Forever Chemicals, Borrowed Hormones — How Endocrine Disruptors Rewrite the Body's Messages

The endocrine system runs on a simple principle: molecules in vanishingly small concentrations carry instructions across the body. A pulse of estrogen tells uterine tissue to thicken. A surge of cortisol prepares muscles and liver for stress. A trickle of thyroid hormone, calibrated within tight bounds, sets metabolic rate for every cell. Hormones are messages, and the cells that receive them are exquisitely tuned to recognize specific molecular shapes. This sensitivity is the system's strength. It is also its vulnerability.

An endocrine disruptor is any chemical from outside the body that interferes with this signaling — usually by mimicking a hormone closely enough to bind its receptor, or by blocking the receptor so the real hormone cannot. The list of suspects has grown long. Bisphenol A (BPA), used in plastics and the linings of canned goods, mimics estrogen. Phthalates, the plasticizers that make vinyl flexible and fragrances stick, interfere with testosterone signaling. Per- and polyfluoroalkyl substances (PFAS) — the "forever chemicals" used in nonstick coatings, waterproof fabrics, and firefighting foam — disrupt thyroid function and metabolic regulation. Parabens, used as preservatives in cosmetics and pharmaceuticals, bind weakly to estrogen receptors. Atrazine, one of the most widely used herbicides in American agriculture, alters sex differentiation in amphibians and is suspected of doing similar work in mammals.

What makes these chemicals difficult to regulate is that they violate one of toxicology's foundational assumptions: that the dose makes the poison. For most toxic substances, higher exposure produces proportionally greater harm, and a sufficiently low dose is effectively safe. Endocrine disruptors often do not follow this rule. Because hormones operate at concentrations measured in parts per billion or trillion, the body's machinery is built to respond to tiny signals — and a tiny dose of a hormone mimic can produce a substantial biological effect. Some disruptors show non-monotonic dose-response curves, where low doses produce effects that disappear or reverse at higher doses, a pattern that confounds standard regulatory testing built around finding a maximum safe exposure level.

The exposures most consequential are not typically the dramatic ones. They are chronic, low-level, and prenatal. Developmental windows — fetal life, infancy, puberty — are periods when hormonal signaling literally builds the body, sculpting reproductive anatomy, brain organization, immune calibration, and metabolic set points. A disruption during these windows is not the same as a disruption in adulthood. It is a corrupted instruction in the blueprint, and the consequences play out over a lifetime. The evidence base now connects prenatal phthalate exposure to altered male reproductive development, prenatal BPA exposure to behavioral changes in children, PFAS exposure to thyroid disorders and elevated cholesterol, and chronic low-dose exposure across multiple disruptor classes to metabolic dysfunction, including obesity and type 2 diabetes — sometimes referred to in the literature as the "obesogen" hypothesis.

This thread continues directly from the microplastics work this blog explored earlier.

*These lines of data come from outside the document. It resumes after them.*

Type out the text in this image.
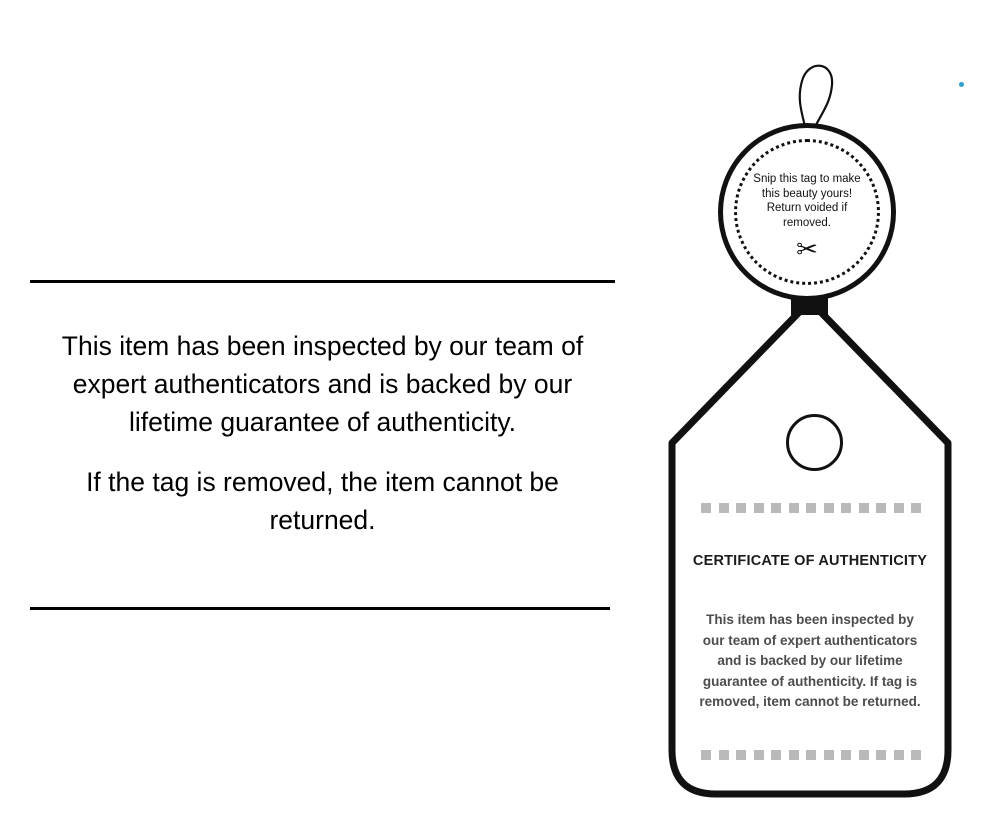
This item has been inspected by our team of expert authenticators and is backed by our lifetime guarantee of authenticity.

If the tag is removed, the item cannot be returned.

Snip this tag to make this beauty yours! Return voided if removed.
✂
CERTIFICATE OF AUTHENTICITY
This item has been inspected by our team of expert authenticators and is backed by our lifetime guarantee of authenticity. If tag is removed, item cannot be returned.
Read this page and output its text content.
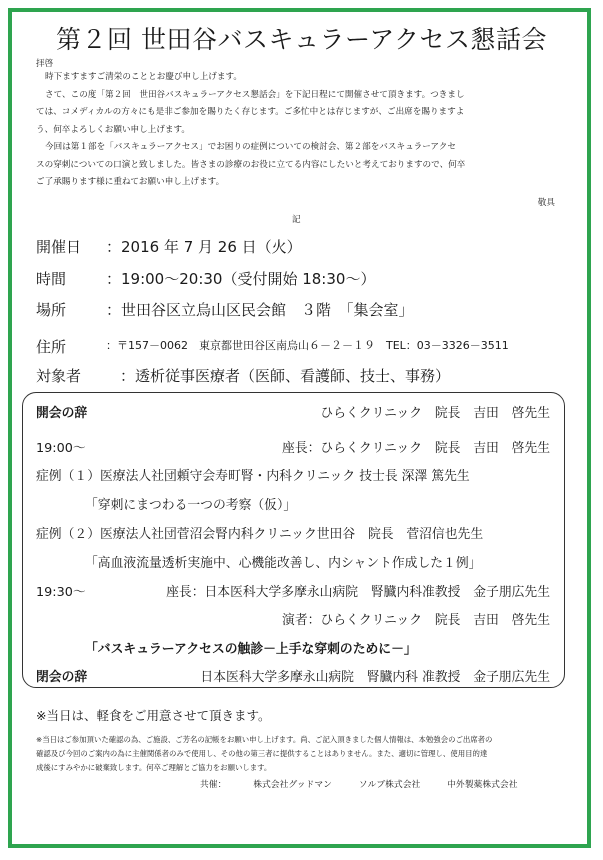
第２回 世田谷バスキュラーアクセス懇話会
拝啓
時下ますますご清栄のこととお慶び申し上げます。
さて、この度「第２回　世田谷バスキュラーアクセス懇話会」を下記日程にて開催させて頂きます。つきまし
ては、コメディカルの方々にも是非ご参加を賜りたく存じます。ご多忙中とは存じますが、ご出席を賜りますよ
う、何卒よろしくお願い申し上げます。
今回は第１部を「バスキュラーアクセス」でお困りの症例についての検討会、第２部をバスキュラーアクセ
スの穿刺についての口演と致しました。皆さまの診療のお役に立てる内容にしたいと考えておりますので、何卒
ご了承賜ります様に重ねてお願い申し上げます。
敬具
記
開催日	：2016 年 7 月 26 日（火）
時間	：19:00～20:30（受付開始 18:30～）
場所	：世田谷区立烏山区民会館　３階　「集会室」
住所	：〒157－0062　東京都世田谷区南烏山６－２－１９　TEL：03－3326－3511
対象者	：透析従事医療者（医師、看護師、技士、事務）
開会の辞	ひらくクリニック　院長　吉田　啓先生
19:00～	座長：ひらくクリニック　院長　吉田　啓先生
症例（１）医療法人社団頼守会寿町腎・内科クリニック 技士長 深澤 篤先生
「穿刺にまつわる一つの考察（仮）」
症例（２）医療法人社団菅沼会腎内科クリニック世田谷　院長　菅沼信也先生
「高血液流量透析実施中、心機能改善し、内シャント作成した１例」
19:30～	座長：日本医科大学多摩永山病院　腎臓内科准教授　金子朋広先生
演者：ひらくクリニック　院長　吉田　啓先生
「バスキュラーアクセスの触診－上手な穿刺のために－」
閉会の辞	日本医科大学多摩永山病院　腎臓内科 准教授　金子朋広先生
※当日は、軽食をご用意させて頂きます。
※当日はご参加頂いた確認の為、ご施設、ご芳名の記帳をお願い申し上げます。尚、ご記入頂きました個人情報は、本勉強会のご出席者の
確認及び今回のご案内の為に主催関係者のみで使用し、その他の第三者に提供することはありません。また、適切に管理し、使用目的達
成後にすみやかに破棄致します。何卒ご理解とご協力をお願いします。
共催：	株式会社グッドマン	ソルブ株式会社	中外製薬株式会社
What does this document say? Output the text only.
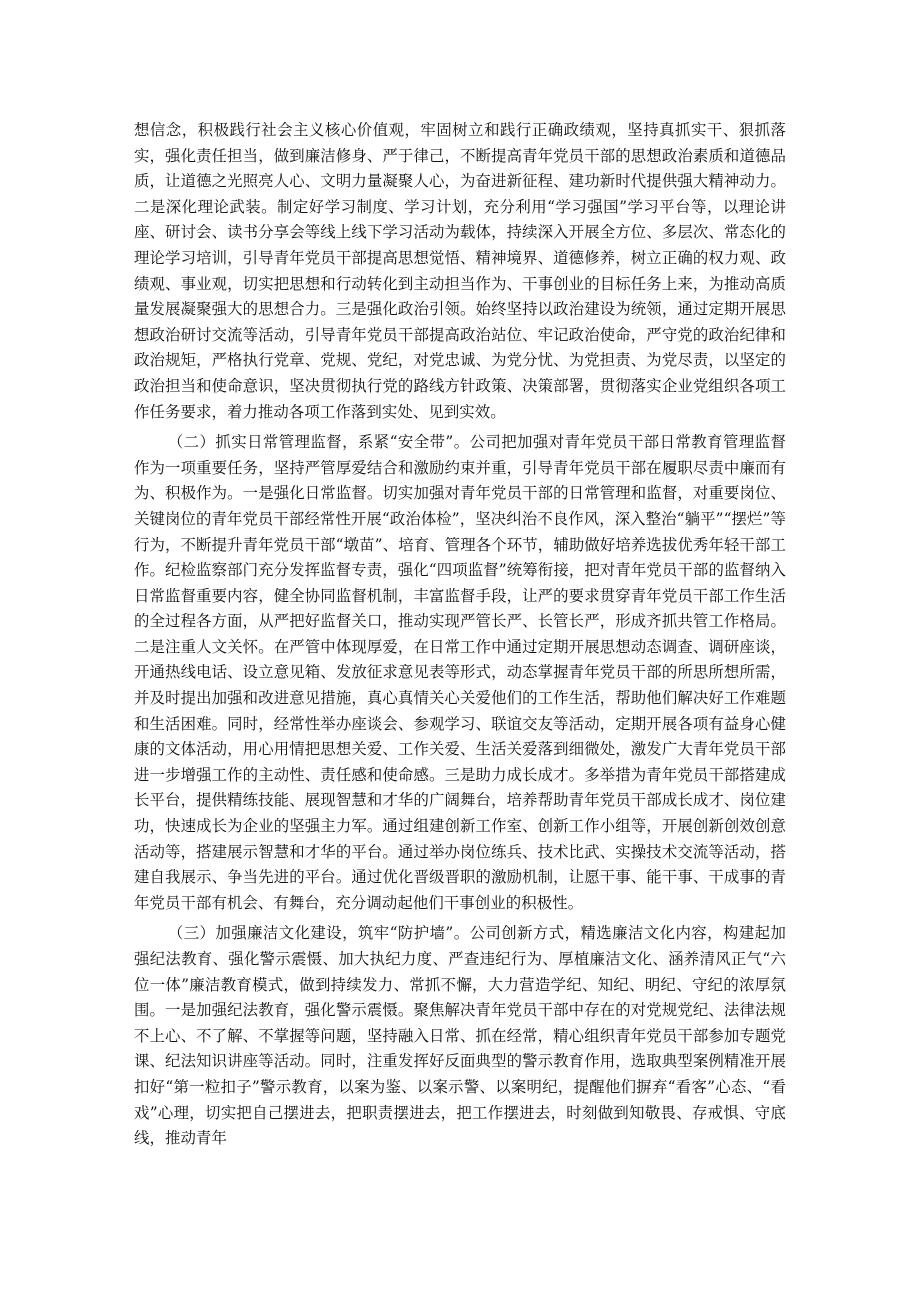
想信念，积极践行社会主义核心价值观，牢固树立和践行正确政绩观，坚持真抓实干、狠抓落实，强化责任担当，做到廉洁修身、严于律己，不断提高青年党员干部的思想政治素质和道德品质，让道德之光照亮人心、文明力量凝聚人心，为奋进新征程、建功新时代提供强大精神动力。二是深化理论武装。制定好学习制度、学习计划，充分利用“学习强国”学习平台等，以理论讲座、研讨会、读书分享会等线上线下学习活动为载体，持续深入开展全方位、多层次、常态化的理论学习培训，引导青年党员干部提高思想觉悟、精神境界、道德修养，树立正确的权力观、政绩观、事业观，切实把思想和行动转化到主动担当作为、干事创业的目标任务上来，为推动高质量发展凝聚强大的思想合力。三是强化政治引领。始终坚持以政治建设为统领，通过定期开展思想政治研讨交流等活动，引导青年党员干部提高政治站位、牢记政治使命，严守党的政治纪律和政治规矩，严格执行党章、党规、党纪，对党忠诚、为党分忧、为党担责、为党尽责，以坚定的政治担当和使命意识，坚决贯彻执行党的路线方针政策、决策部署，贯彻落实企业党组织各项工作任务要求，着力推动各项工作落到实处、见到实效。

（二）抓实日常管理监督，系紧“安全带”。公司把加强对青年党员干部日常教育管理监督作为一项重要任务，坚持严管厚爱结合和激励约束并重，引导青年党员干部在履职尽责中廉而有为、积极作为。一是强化日常监督。切实加强对青年党员干部的日常管理和监督，对重要岗位、关键岗位的青年党员干部经常性开展“政治体检”，坚决纠治不良作风，深入整治“躺平”“摆烂”等行为，不断提升青年党员干部“墩苗”、培育、管理各个环节，辅助做好培养选拔优秀年轻干部工作。纪检监察部门充分发挥监督专责，强化“四项监督”统筹衔接，把对青年党员干部的监督纳入日常监督重要内容，健全协同监督机制，丰富监督手段，让严的要求贯穿青年党员干部工作生活的全过程各方面，从严把好监督关口，推动实现严管长严、长管长严，形成齐抓共管工作格局。二是注重人文关怀。在严管中体现厚爱，在日常工作中通过定期开展思想动态调查、调研座谈，开通热线电话、设立意见箱、发放征求意见表等形式，动态掌握青年党员干部的所思所想所需，并及时提出加强和改进意见措施，真心真情关心关爱他们的工作生活，帮助他们解决好工作难题和生活困难。同时，经常性举办座谈会、参观学习、联谊交友等活动，定期开展各项有益身心健康的文体活动，用心用情把思想关爱、工作关爱、生活关爱落到细微处，激发广大青年党员干部进一步增强工作的主动性、责任感和使命感。三是助力成长成才。多举措为青年党员干部搭建成长平台，提供精练技能、展现智慧和才华的广阔舞台，培养帮助青年党员干部成长成才、岗位建功，快速成长为企业的坚强主力军。通过组建创新工作室、创新工作小组等，开展创新创效创意活动等，搭建展示智慧和才华的平台。通过举办岗位练兵、技术比武、实操技术交流等活动，搭建自我展示、争当先进的平台。通过优化晋级晋职的激励机制，让愿干事、能干事、干成事的青年党员干部有机会、有舞台，充分调动起他们干事创业的积极性。

（三）加强廉洁文化建设，筑牢“防护墙”。公司创新方式，精选廉洁文化内容，构建起加强纪法教育、强化警示震慑、加大执纪力度、严查违纪行为、厚植廉洁文化、涵养清风正气“六位一体”廉洁教育模式，做到持续发力、常抓不懈，大力营造学纪、知纪、明纪、守纪的浓厚氛围。一是加强纪法教育，强化警示震慑。聚焦解决青年党员干部中存在的对党规党纪、法律法规不上心、不了解、不掌握等问题，坚持融入日常、抓在经常，精心组织青年党员干部参加专题党课、纪法知识讲座等活动。同时，注重发挥好反面典型的警示教育作用，选取典型案例精准开展扣好“第一粒扣子”警示教育，以案为鉴、以案示警、以案明纪，提醒他们摒弃“看客”心态、“看戏”心理，切实把自己摆进去，把职责摆进去，把工作摆进去，时刻做到知敬畏、存戒惧、守底线，推动青年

Microplastics are not just physical particles. They are carriers — for BPA, for phthalates, for the additives used in their own manufacture, and for ambient pollutants that adsorb to plastic surfaces in the environment. When microplastics enter the bloodstream and tissues, they bring their chemistry with them. The cellular damage explored in earlier posts is one consequence; the hormonal damage explored here is another. The two are not separate stories. They are the same story told from different angles.

The regulatory landscape has lagged the science, and the reasons are structural. Endocrine disruptors are economically embedded. Phthalates and BPA are foundational to modern packaging and consumer goods. PFAS are in firefighting foam, semiconductor manufacturing, medical devices, and outdoor gear — industries that have, in many cases, fought hard against restriction. The European Union has moved faster than the United States on most fronts, banning specific phthalates from children's products and pursuing broader PFAS restrictions, while U.S. action has come piecemeal, often through state-level legislation in California, Maine, and elsewhere. The chemistry industry's standard response — that any specific disruptor is "safe at current exposure levels" — sidesteps the harder question, which is what happens when the body is exposed to dozens of disruptors simultaneously, in combinations that have never been tested.

There is a recurring asymmetry in environmental health: the substances are cheap to produce, profitable to sell, and expensive to remove from the body, the water table, and the bloodstream once they are there. PFAS earned the name "forever chemicals" because their carbon-fluorine bonds resist nearly every form of environmental degradation. They persist. They bioaccumulate. They show up in the blood of nearly every American tested, and in arctic wildlife thousands of miles from any source. What we have done, collectively, is run an uncontrolled experiment on the endocrine systems of every living person, with results we will be reading for the rest of the century. Understanding this — at the level of cells, hormones, and policy — is part of what biopsychology in an industrialized world has to mean.